There has never been satisfying answer to that fundamental question. Certainly, there is no answer that applies convincingly to every situation. In part, there are consequentialist questions that can only be addressed by making empirical guesses. (How many more people have to die in auto accidents before people will finally say, "Enough!") In line with Mike's recent post on pragmatism (or at least my imperfect understanding of pragmatism), it seems to me that there can be no universal answer. The answer for the automobile industry might be different than the answer for health care, and that's (as Stuart Smalley used to say) okay.

The best case that can be made for the reformist approach to automobiles, I think, is found in Berlin, Germany. I had the good fortune of spending a week in Berlin last year for an academic conference, and I was astonished. A city that is not particularly densely populated (or, in fact, all that large) in a country renowned for its love of fast automobiles has made it possible to live quite comfortably while driving rarely or not at all. Riding in a taxi from the airport during the morning rush hour, I saw no rush hour. People were lined up for trolleys, subways, trams, and buses, all of which arrived frequently. People rode bicycles in well-marked and ubiquitous bike lanes. There were cars, but not many of them. (I admit that I might have happened to miss the bad traffic, but being able to drive from a major international airport to the center of a capital city at 8:30am on a Tuesday morning without seeing heavy traffic is pretty impressive.) Earlier this year, Paul Krugman reported on his recent visit to Berlin, noting the same phenomena.
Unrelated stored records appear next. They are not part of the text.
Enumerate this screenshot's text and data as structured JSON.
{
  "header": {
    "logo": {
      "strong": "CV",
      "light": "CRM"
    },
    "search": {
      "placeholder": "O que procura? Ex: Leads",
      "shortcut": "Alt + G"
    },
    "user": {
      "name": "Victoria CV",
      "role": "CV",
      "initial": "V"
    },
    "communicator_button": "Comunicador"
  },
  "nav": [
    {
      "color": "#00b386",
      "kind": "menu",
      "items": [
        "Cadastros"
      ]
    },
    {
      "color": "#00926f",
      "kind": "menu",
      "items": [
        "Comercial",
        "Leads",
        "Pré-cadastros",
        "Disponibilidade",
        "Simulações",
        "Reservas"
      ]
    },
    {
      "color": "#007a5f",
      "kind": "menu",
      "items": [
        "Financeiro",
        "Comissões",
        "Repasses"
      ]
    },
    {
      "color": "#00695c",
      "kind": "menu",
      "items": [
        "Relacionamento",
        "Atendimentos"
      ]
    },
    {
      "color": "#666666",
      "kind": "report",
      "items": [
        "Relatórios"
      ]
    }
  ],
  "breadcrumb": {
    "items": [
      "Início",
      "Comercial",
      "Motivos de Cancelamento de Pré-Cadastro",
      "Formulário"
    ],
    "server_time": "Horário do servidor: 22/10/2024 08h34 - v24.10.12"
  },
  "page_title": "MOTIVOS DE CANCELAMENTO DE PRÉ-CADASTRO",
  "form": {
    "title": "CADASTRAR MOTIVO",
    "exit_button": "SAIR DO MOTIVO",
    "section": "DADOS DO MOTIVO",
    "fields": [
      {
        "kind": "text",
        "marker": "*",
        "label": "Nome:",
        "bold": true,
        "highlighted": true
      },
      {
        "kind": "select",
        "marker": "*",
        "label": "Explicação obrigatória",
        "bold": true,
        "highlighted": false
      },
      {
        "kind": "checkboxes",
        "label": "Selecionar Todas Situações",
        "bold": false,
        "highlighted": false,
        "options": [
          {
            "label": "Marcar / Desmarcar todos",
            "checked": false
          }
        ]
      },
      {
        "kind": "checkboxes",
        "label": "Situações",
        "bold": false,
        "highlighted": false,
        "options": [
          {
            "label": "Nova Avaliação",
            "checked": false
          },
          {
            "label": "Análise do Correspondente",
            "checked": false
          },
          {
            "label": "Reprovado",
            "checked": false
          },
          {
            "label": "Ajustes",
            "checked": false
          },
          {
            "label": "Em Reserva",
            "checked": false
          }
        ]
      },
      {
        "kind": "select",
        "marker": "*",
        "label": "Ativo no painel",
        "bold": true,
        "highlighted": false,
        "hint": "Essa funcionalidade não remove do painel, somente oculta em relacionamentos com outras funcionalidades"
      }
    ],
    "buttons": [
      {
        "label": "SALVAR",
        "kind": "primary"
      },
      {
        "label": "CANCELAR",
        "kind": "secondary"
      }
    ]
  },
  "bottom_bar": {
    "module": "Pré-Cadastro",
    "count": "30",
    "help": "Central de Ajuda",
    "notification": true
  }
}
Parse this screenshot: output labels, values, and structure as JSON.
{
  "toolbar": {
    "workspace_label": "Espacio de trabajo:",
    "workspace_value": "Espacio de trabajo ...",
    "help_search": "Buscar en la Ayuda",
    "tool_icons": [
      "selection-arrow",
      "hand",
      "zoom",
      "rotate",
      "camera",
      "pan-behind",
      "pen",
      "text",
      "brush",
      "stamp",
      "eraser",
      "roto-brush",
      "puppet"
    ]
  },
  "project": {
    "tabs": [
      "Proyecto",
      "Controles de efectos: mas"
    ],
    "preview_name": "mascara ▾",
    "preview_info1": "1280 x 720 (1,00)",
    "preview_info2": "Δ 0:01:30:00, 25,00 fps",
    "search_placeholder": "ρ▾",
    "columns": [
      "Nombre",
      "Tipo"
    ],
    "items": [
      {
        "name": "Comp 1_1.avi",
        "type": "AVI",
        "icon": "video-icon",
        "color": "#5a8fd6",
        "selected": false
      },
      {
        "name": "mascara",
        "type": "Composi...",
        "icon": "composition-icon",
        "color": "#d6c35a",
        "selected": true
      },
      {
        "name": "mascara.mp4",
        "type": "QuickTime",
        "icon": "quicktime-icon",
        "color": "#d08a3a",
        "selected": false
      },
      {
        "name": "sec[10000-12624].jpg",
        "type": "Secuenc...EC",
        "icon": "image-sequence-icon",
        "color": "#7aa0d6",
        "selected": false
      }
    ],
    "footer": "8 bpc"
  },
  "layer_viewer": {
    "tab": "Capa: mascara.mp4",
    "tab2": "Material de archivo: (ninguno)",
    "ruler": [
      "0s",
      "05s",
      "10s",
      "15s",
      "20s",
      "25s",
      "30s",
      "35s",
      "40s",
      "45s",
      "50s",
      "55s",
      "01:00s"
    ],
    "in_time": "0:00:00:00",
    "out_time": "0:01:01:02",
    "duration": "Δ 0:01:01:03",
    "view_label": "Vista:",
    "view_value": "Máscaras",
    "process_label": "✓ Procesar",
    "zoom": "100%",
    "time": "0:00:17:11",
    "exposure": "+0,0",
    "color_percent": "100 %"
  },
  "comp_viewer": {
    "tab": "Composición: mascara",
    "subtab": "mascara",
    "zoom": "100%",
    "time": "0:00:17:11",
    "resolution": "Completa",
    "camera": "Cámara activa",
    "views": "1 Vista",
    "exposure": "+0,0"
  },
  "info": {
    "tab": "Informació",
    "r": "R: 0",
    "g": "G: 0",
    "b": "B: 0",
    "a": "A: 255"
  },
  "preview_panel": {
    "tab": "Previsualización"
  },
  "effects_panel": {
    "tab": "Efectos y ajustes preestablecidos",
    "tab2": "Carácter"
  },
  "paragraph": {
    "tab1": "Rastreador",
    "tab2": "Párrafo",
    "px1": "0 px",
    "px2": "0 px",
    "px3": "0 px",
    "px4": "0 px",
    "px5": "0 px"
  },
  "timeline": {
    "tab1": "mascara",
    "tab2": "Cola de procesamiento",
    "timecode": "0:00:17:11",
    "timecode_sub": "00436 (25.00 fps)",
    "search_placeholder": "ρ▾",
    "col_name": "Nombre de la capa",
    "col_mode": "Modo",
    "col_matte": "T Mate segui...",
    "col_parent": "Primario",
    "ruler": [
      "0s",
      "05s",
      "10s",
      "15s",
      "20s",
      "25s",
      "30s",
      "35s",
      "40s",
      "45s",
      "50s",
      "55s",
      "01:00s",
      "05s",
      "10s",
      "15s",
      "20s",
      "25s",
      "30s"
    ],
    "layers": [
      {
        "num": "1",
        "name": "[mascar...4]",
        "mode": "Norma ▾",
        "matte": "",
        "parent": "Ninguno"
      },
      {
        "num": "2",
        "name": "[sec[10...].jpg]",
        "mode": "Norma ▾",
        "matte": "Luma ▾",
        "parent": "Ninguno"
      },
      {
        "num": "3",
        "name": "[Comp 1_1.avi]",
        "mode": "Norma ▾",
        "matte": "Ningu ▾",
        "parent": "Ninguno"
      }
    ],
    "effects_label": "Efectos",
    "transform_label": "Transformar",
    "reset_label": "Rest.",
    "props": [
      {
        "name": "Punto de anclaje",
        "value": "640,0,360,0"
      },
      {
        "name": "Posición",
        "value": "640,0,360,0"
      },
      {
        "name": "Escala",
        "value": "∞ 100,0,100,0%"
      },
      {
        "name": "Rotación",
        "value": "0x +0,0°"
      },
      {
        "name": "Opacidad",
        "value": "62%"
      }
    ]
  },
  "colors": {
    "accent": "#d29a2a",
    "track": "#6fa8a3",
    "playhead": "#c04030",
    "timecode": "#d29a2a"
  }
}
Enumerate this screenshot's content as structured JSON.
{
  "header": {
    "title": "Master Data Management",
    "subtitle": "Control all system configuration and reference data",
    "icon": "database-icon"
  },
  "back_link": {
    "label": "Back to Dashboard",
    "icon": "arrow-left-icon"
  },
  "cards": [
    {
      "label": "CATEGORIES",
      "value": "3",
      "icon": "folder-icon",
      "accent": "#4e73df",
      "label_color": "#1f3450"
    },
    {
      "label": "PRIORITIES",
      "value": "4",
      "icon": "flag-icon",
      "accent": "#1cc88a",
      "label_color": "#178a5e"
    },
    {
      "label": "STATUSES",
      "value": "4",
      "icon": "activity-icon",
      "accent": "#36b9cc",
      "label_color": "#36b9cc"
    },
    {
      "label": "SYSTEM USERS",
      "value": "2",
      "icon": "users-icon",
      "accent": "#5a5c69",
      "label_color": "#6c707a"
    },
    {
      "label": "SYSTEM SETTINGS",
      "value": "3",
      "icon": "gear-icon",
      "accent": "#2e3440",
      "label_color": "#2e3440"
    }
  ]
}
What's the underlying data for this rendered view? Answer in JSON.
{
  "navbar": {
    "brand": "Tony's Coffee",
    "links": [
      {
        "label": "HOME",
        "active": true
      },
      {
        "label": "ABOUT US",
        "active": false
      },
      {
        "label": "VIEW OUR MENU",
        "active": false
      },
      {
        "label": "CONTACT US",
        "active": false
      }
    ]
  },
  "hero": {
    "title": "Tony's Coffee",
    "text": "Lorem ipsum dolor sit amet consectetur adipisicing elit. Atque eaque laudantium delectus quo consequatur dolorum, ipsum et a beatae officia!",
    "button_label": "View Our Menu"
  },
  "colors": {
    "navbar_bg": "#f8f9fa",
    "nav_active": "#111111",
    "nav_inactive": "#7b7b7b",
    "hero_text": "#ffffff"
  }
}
It is, therefore, at least possible to have a society in which people own and drive cars that is not the environmental and human disaster that cars are in the U.S. It is, it seems to me, thus possible to get automakers to make cars that are a huge improvement on their current models but to get people to drive them less and to want to live in more sustainable neighborhoods and cities. I might be wrong, but it seems worth a try.